Клюв свихнёшь, пока их раскусишь! У нас от такой пищи мозоли на языке! Могли бы вывешивать и несолёное, у нас от солёного животы болят!

Прилетел перекусить, а столовую снегом засыпало! До вечера коноплю раскапывал. Хоть бы навес сделали, что ли!

Кто сделал кормушку без бортиков? Ветер у него в голове! Где рябина, калина и бузина?

Где арбузные и дынные семена? Ой, что-то будет, ой, кто-то рассердится! Георгий Скребицкий.

Белая шубка В ту зиму снег долго не выпадал. Реки и озёра давно льдом покрылись, а снега всё нет и нет. Зимний лес без снега казался хмурым, унылым.

Все листья с деревьев давно опали, перелётные птицы улетели на юг, нигде не пискнет ни одна птичка; только холодный ветер посвистывает среди голых обледенелых сучьев. Шёл я как-то с ребятами по лесу, возвращались мы из соседней деревни. Вышли на лесную поляну.

Вдруг видим — посреди поляны над большим кустом вороны кружат. Каркают, летают вокруг него, то вверх взлетят, то на землю сядут. Наверное, думаю, они там какую-то еду себе нашли.

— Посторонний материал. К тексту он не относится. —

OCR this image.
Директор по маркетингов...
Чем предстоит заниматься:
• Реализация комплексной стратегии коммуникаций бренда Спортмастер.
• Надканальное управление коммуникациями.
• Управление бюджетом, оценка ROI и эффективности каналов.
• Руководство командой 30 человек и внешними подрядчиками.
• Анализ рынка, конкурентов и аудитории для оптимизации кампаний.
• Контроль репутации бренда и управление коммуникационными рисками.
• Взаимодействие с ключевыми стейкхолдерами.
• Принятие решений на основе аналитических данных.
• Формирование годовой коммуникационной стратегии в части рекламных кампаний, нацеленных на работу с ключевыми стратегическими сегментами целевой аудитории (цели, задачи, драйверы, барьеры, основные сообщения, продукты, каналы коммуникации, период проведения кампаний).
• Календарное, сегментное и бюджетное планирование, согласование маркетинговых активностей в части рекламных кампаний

Стали ближе подходить. Заметили нас вороны — одни в сторону отлетели, по деревьям расселись, а другие и улетать не хотят, так над головой и кружат. Подошли мы к кусту, смотрим — что-то под ним белеет, а что — сквозь частые ветки и не разберём.

Раздвинул я ветки, гляжу — заяц, белый- белый как снег. Забился под самый куст, прижался к земле, лежит не шевельнётся.

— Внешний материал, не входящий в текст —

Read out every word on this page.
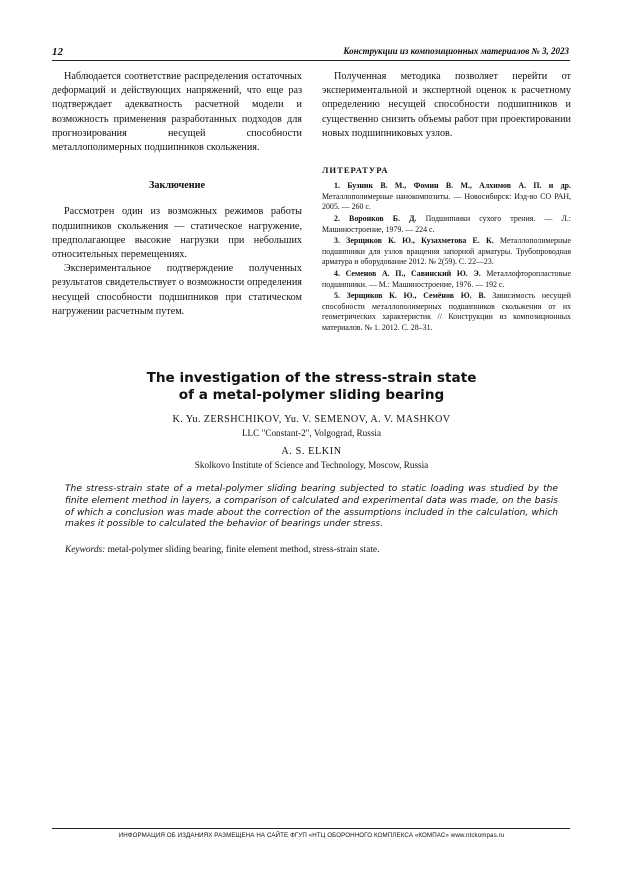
12	Конструкции из композиционных материалов № 3, 2023

Наблюдается соответствие распределения остаточных деформаций и действующих напряжений, что еще раз подтверждает адекватность расчетной модели и возможность применения разработанных подходов для прогнозирования несущей способности металлополимерных подшипников скольжения.

Заключение

Рассмотрен один из возможных режимов работы подшипников скольжения — статическое нагружение, предполагающее высокие нагрузки при небольших относительных перемещениях.

Экспериментальное подтверждение полученных результатов свидетельствует о возможности определения несущей способности подшипников при статическом нагружении расчетным путем.

Полученная методика позволяет перейти от экспериментальной и экспертной оценок к расчетному определению несущей способности подшипников и существенно снизить объемы работ при проектировании новых подшипниковых узлов.

ЛИТЕРАТУРА
1. Бузник В. М., Фомин В. М., Алхимов А. П. и др. Металлополимерные нанокомпозиты. — Новосибирск: Изд-во СО РАН, 2005. — 260 с.
2. Воронков Б. Д. Подшипники сухого трения. — Л.: Машиностроение, 1979. — 224 с.
3. Зерщиков К. Ю., Кузахметова Е. К. Металлополимерные подшипники для узлов вращения запорной арматуры. Трубопроводная арматура и оборудование 2012. № 2(59). С. 22—23.
4. Семенов А. П., Савинский Ю. Э. Металлофторопластовые подшипники. — М.: Машиностроение, 1976. — 192 с.
5. Зерщиков К. Ю., Семёнов Ю. В. Зависимость несущей способности металлополимерных подшипников скольжения от их геометрических характеристик // Конструкции из композиционных материалов. № 1. 2012. С. 28–31.
The investigation of the stress-strain state
of a metal-polymer sliding bearing
K. Yu. ZERSHCHIKOV, Yu. V. SEMENOV, A. V. MASHKOV
LLC "Constant-2", Volgograd, Russia
A. S. ELKIN
Skolkovo Institute of Science and Technology, Moscow, Russia
The stress-strain state of a metal-polymer sliding bearing subjected to static loading was studied by the finite element method in layers, a comparison of calculated and experimental data was made, on the basis of which a conclusion was made about the correction of the assumptions included in the calculation, which makes it possible to calculated the behavior of bearings under stress.
Keywords: metal-polymer sliding bearing, finite element method, stress-strain state.
ИНФОРМАЦИЯ ОБ ИЗДАНИЯХ РАЗМЕЩЕНА НА САЙТЕ ФГУП «НТЦ ОБОРОННОГО КОМПЛЕКСА «КОМПАС» www.ntckompas.ru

Тут вылез из сугроба лесной человек в огромной белой папахе. Там, на пеньке, сидит зайчонок. Сложил он белые лапки на белое пузечко, молчит, смотрит на белый лес. На камне у речки — бела Аленушка склонила голову на плечо, подперла белой ладошкой белую щечку. Словесное рисование.

Задание: Включите воображение. Представьте, что каждый из вас художник. Какую цветную иллюстрацию картину вы бы нарисовали к этому тексту? Русские художники не раз признавались в любви к зиме. Вот несколько примеров. Перед вами репродукции картин. Вопрос: перекликается ли миниатюра Н.

Сладкова с сюжетом картин, которые вы увидели? Итак, мы обратились к изображению природы в разных видах искусства: литературе, живописи. А теперь обратимся к теме нашего урока. Запишем число, тему.

Заказать создание сайта у нашего специалиста. Мы можем предложить вам создание сайта любой сложности. Первый шаг вы уже сделали, зарегистрировав доменное имя. Следующими шагами будут заказ хостинга и создание сайта.

А вот зверёк-оборотень. Белые медведи и белые совы. Зайцы, куропатки, белочки. Сидят, лежат и висят. Полон лес диковинных птиц и зверей.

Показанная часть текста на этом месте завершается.